Paper ID: 2204.06502

Study of Indian English Pronunciation Variabilities relative to Received Pronunciation

Priyanshi Pal, Shelly Jain, Anil Vuppala, Chiranjeevi Yarra, Prasanta Ghosh

Analysis of Indian English (IE) pronunciation variabilities are useful in building systems for Automatic Speech Recognition (ASR) and Text-to-Speech (TTS) synthesis in the Indian context. Typically, these pronunciation variabilities have been explored by comparing IE pronunciation with Received Pronunciation (RP). However, to explore these variabilities, it is required to have labelled pronunciation data at the phonetic level, which is scarce for IE. Moreover, versatility of IE stems from the influence of a large diversity of the speakers' mother tongues and demographic region differences.
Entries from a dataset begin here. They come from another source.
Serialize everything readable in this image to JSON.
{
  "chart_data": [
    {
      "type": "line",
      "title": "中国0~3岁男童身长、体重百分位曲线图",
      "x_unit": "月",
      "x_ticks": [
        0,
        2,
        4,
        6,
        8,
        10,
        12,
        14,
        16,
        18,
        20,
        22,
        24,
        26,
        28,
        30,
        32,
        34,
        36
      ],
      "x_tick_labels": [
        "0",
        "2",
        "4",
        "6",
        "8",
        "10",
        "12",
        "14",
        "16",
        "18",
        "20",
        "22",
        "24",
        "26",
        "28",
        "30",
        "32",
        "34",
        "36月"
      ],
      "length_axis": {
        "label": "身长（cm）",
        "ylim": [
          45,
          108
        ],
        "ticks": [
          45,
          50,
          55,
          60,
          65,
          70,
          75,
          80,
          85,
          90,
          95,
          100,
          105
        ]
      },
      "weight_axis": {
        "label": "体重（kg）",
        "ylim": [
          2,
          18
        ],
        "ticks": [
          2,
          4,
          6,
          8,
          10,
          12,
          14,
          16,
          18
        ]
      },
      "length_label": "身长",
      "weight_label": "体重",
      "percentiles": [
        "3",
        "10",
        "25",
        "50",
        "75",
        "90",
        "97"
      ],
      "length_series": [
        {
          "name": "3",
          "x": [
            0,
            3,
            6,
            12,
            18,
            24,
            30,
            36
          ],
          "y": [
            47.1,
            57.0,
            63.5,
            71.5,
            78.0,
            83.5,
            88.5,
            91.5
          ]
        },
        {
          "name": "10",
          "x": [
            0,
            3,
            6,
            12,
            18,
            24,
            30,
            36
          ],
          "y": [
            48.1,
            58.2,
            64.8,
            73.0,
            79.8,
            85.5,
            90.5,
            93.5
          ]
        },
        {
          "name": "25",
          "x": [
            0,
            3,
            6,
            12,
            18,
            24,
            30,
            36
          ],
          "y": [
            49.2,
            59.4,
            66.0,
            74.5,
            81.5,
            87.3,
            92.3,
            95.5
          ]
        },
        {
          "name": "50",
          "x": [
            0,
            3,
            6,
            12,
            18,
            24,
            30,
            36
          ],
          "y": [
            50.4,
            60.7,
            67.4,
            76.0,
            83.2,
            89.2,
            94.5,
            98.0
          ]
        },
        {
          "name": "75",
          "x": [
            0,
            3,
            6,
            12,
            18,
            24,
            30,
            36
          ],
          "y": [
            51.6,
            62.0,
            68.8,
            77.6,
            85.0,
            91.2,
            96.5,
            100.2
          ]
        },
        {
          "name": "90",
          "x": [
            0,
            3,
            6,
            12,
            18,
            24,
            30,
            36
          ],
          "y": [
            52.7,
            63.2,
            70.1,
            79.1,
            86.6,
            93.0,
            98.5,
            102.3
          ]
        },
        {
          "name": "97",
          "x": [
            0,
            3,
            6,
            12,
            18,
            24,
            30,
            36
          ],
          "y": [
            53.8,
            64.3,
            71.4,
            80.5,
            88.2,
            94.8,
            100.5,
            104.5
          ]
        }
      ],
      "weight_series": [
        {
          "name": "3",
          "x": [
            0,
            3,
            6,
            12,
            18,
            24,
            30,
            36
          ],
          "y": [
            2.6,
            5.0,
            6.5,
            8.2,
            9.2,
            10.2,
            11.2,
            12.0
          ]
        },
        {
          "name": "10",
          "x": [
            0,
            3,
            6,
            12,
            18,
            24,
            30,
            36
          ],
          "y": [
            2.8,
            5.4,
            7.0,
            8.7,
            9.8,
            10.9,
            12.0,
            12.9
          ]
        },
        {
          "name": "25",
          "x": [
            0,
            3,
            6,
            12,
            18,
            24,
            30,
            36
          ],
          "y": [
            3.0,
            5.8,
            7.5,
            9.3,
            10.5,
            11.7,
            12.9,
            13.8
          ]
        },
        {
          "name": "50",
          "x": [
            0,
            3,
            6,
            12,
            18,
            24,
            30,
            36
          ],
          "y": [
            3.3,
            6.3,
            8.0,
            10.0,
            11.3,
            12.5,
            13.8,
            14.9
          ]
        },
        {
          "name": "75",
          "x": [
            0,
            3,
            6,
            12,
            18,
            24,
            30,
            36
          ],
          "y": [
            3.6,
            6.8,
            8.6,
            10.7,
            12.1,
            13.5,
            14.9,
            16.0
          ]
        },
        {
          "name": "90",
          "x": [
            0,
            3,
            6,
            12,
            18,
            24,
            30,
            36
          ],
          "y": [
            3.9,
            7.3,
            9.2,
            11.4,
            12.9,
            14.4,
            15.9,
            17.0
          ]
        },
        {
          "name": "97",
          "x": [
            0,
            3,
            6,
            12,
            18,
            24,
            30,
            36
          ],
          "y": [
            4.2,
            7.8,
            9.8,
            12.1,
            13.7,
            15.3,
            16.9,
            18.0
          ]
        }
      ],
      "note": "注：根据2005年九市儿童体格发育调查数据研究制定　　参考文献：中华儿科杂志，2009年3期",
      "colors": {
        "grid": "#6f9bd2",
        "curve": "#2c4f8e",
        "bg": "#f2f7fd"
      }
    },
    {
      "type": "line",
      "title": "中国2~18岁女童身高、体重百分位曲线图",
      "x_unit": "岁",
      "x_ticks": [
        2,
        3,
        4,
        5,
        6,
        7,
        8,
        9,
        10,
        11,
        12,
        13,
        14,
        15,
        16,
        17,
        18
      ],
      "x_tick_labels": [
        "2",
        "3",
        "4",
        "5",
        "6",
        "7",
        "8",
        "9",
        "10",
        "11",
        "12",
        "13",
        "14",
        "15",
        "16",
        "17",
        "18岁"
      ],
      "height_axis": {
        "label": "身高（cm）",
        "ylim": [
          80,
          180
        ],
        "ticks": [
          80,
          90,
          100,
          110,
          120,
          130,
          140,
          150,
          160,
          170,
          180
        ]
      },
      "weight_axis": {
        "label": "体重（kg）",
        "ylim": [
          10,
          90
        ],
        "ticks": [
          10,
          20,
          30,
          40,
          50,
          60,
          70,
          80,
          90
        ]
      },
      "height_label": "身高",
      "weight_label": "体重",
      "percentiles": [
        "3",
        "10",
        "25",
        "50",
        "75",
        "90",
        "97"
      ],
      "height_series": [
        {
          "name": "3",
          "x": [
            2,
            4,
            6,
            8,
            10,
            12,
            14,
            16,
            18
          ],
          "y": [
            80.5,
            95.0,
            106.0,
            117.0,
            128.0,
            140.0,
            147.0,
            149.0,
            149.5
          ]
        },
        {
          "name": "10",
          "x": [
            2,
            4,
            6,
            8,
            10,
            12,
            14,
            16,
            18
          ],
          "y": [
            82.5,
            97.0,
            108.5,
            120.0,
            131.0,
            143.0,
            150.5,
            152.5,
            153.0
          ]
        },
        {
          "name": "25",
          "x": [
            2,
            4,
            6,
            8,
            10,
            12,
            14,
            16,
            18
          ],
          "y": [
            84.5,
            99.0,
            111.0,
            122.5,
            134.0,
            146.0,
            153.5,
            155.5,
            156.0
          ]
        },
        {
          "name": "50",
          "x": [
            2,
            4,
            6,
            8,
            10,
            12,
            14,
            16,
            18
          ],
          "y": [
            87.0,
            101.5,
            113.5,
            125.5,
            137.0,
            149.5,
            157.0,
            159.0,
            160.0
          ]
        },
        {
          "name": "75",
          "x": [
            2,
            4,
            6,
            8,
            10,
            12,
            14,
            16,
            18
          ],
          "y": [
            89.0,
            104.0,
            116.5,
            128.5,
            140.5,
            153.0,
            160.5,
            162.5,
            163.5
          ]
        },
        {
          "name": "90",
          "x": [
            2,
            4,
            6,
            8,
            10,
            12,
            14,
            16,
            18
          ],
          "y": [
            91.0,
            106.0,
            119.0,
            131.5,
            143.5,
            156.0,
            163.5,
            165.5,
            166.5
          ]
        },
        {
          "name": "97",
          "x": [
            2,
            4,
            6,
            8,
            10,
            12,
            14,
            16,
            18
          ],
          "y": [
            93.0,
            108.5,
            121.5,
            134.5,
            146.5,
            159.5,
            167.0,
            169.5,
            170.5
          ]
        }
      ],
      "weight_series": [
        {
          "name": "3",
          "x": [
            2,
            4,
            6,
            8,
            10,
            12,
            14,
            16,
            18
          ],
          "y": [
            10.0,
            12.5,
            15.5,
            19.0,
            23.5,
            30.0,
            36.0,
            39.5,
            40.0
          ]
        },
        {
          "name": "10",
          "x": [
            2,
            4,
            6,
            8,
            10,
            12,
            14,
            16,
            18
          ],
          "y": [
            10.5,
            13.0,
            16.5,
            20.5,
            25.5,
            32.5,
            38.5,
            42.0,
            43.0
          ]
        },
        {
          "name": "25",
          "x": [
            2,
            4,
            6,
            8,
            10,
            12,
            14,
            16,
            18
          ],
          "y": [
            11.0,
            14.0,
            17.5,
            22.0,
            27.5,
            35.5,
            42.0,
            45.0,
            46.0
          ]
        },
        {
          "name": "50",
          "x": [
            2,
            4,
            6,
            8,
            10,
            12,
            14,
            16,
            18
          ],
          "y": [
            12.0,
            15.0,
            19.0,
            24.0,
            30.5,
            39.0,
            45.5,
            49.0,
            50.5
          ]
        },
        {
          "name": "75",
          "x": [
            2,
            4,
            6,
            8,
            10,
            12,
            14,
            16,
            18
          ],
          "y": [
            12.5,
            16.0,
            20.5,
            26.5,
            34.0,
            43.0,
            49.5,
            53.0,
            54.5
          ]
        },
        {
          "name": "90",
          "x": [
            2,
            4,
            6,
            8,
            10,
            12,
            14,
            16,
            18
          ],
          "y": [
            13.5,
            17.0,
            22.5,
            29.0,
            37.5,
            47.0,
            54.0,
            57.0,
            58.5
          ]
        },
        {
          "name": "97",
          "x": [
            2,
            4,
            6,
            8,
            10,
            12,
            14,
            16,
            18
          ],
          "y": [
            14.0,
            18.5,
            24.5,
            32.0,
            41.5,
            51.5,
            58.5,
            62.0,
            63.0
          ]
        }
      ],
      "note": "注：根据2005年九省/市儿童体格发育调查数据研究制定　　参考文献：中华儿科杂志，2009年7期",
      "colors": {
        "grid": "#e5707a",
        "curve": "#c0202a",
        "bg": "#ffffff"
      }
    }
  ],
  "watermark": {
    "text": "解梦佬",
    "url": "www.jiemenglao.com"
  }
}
Prior linguistic works have characterised features of IE variabilities qualitatively by reporting phonetic rules that represent such variations relative to RP. The qualitative descriptions often lack quantitative descriptors and data-driven analysis of diverse IE pronunciation data to characterise IE on the phonetic level. To address these issues, in this work, we consider a corpus, Indic TIMIT, containing a large set of IE varieties from 80 speakers from various regions of India. We present an analysis to obtain the new set of phonetic rules representing IE pronunciation variabilities relative to RP in a data-driven manner. We do this using 15,974 phonetic transcriptions, of which 13,632 were obtained manually in addition to those part of the corpus. Furthermore, we validate the rules obtained from the analysis against the existing phonetic rules to identify the relevance of the obtained phonetic rules and test the efficacy of Grapheme-to-Phoneme (G2P) conversion developed based on the obtained rules considering Phoneme Error Rate (PER) as the metric for performance.